Is it a HIPAA violation to email patient names?

Is it a HIPAA violation to email patient names? 

Emailing patient names may or may not constitute a HIPAA violation, depending on the circumstances. If names are not linked to protected health information (PHI), HIPAA does not apply. However, when names are part of a designated record set containing health information, or the email includes health-related content, HIPAA compliance is required.

HIPAA email rules and when compliance is required

HIPAA compliance is necessary when patient names are linked to PHI and transmitted by a covered entity or business associate. Covered entities include healthcare providers, health plans, and clearinghouses that electronically transmit identifiable health information in transactions covered under HIPAA regulations.

Patient names not tied to health data such as those in separate databases for marketing purposes are not considered PHI. However, if a name is part of a designated record set that includes details about a patient’s condition, treatment, or payment, it qualifies as PHI and is protected under HIPAA.

For example, a standalone list of patient names emailed for a community event might not be a violation, but emailing those names with information about treatments or appointments could trigger HIPAA concerns.

Permissible circumstances for emailing patient names

Emails containing patient names can be sent in compliance with HIPAA under specific circumstances, such as:

• For treatment, payment, or healthcare operations.
• To family members notifying them of a patient’s condition or death.
• As required by law or requested by regulatory bodies like the U.S. Department of Health and Human Services (HHS).

When emailing names that qualify as PHI, safeguards such as encryption must be in place. Exceptions exist when patients explicitly authorize unencrypted communication, but even then, covered entities must document the authorization process.

Read more: What is encryption?

Common HIPAA violations involving email

Many email-related HIPAA violations occur due to human error or insufficient safeguards. Notable examples include:

• Eastern Connecticut Health Network (July 2023): An employee failed to use the BCC function when sending an email, exposing the PHI of 912 patients to all recipients.
• ReDiscover Mental Health (May 2023): An unencrypted email containing PHI for 877 individuals was sent, violating HIPAA’s security rule.
• Mount Vernon Dental Smiles (January 2024): PHI of 1,074 patients was mistakenly emailed to an unauthorized individual.
• Yardley Dermatology Associates (March 2023): A spreadsheet with PHI for 523 individuals was attached to an email sent to the wrong recipients.

These incidents prove the risks of failing to secure email communications and indicate the need for HIPAA compliant email and processes.

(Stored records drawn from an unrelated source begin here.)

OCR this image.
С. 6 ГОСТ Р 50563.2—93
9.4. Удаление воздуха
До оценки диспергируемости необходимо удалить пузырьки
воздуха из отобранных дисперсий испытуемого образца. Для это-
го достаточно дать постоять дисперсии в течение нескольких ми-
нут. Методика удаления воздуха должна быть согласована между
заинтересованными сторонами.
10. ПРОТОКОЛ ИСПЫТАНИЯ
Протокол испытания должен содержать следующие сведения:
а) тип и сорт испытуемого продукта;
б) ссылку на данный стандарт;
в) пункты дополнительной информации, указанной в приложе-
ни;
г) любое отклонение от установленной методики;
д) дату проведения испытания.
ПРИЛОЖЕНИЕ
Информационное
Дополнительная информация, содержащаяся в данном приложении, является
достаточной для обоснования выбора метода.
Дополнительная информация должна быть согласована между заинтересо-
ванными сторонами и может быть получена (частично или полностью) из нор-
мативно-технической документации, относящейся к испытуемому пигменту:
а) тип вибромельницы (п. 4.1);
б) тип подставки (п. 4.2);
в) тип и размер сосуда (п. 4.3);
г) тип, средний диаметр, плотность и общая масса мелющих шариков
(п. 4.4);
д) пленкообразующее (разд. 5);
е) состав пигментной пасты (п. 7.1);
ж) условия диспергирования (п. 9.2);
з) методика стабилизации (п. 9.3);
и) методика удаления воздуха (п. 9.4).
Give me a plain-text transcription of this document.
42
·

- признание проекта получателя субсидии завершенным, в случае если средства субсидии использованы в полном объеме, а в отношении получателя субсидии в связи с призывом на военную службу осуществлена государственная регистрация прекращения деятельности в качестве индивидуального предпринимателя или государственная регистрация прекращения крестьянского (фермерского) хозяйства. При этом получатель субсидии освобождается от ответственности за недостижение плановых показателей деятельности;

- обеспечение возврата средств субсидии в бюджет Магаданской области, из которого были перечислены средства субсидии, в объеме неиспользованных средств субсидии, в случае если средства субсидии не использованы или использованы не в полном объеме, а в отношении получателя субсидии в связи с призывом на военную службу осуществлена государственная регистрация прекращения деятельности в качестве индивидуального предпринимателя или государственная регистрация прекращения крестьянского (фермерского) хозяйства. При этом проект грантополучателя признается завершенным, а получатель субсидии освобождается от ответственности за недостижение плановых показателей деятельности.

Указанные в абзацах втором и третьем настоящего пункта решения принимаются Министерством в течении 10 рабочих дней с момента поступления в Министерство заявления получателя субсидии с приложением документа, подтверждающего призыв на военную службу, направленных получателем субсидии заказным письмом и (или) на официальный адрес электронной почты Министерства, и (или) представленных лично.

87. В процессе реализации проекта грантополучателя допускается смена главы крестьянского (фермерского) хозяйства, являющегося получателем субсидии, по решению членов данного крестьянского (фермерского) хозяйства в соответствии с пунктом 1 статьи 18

Related: What is the role of BCC in HIPAA compliant email communication? 

How to avoid HIPAA email violations

Organizations can prevent email-related HIPAA violations by:

• Identifying when names qualify as PHI: Train staff to recognize when names are tied to health data and require safeguards.
• Using HIPAA compliant email services: Ensure email platforms include encryption, access controls, and audit logs to protect PHI.
• Implementing clear policies: Define procedures for emailing patient information and when exceptions, such as patient consent, apply.
• Providing ongoing training: Educate employees about proper email use, phishing risks, and compliance best practices.
• Conducting risk assessments: Regularly evaluate email processes to identify vulnerabilities and strengthen safeguards.

FAQs 

Is emailing patient names always a HIPAA violation?

No. HIPAA applies only if names are linked to health information or are part of a record set containing PHI.

What is PHI under HIPAA?

Protected Health Information (PHI) includes any individually identifiable health information related to a patient’s condition, treatment, or payment.

Are encrypted emails required for sending PHI?

Yes, encryption protects PHI in transit and is required unless the patient authorizes unencrypted communication.

Can a patient withdraw consent for unencrypted emails?

Yes, patients can withdraw consent in writing at any time. This must be documented and respected moving forward.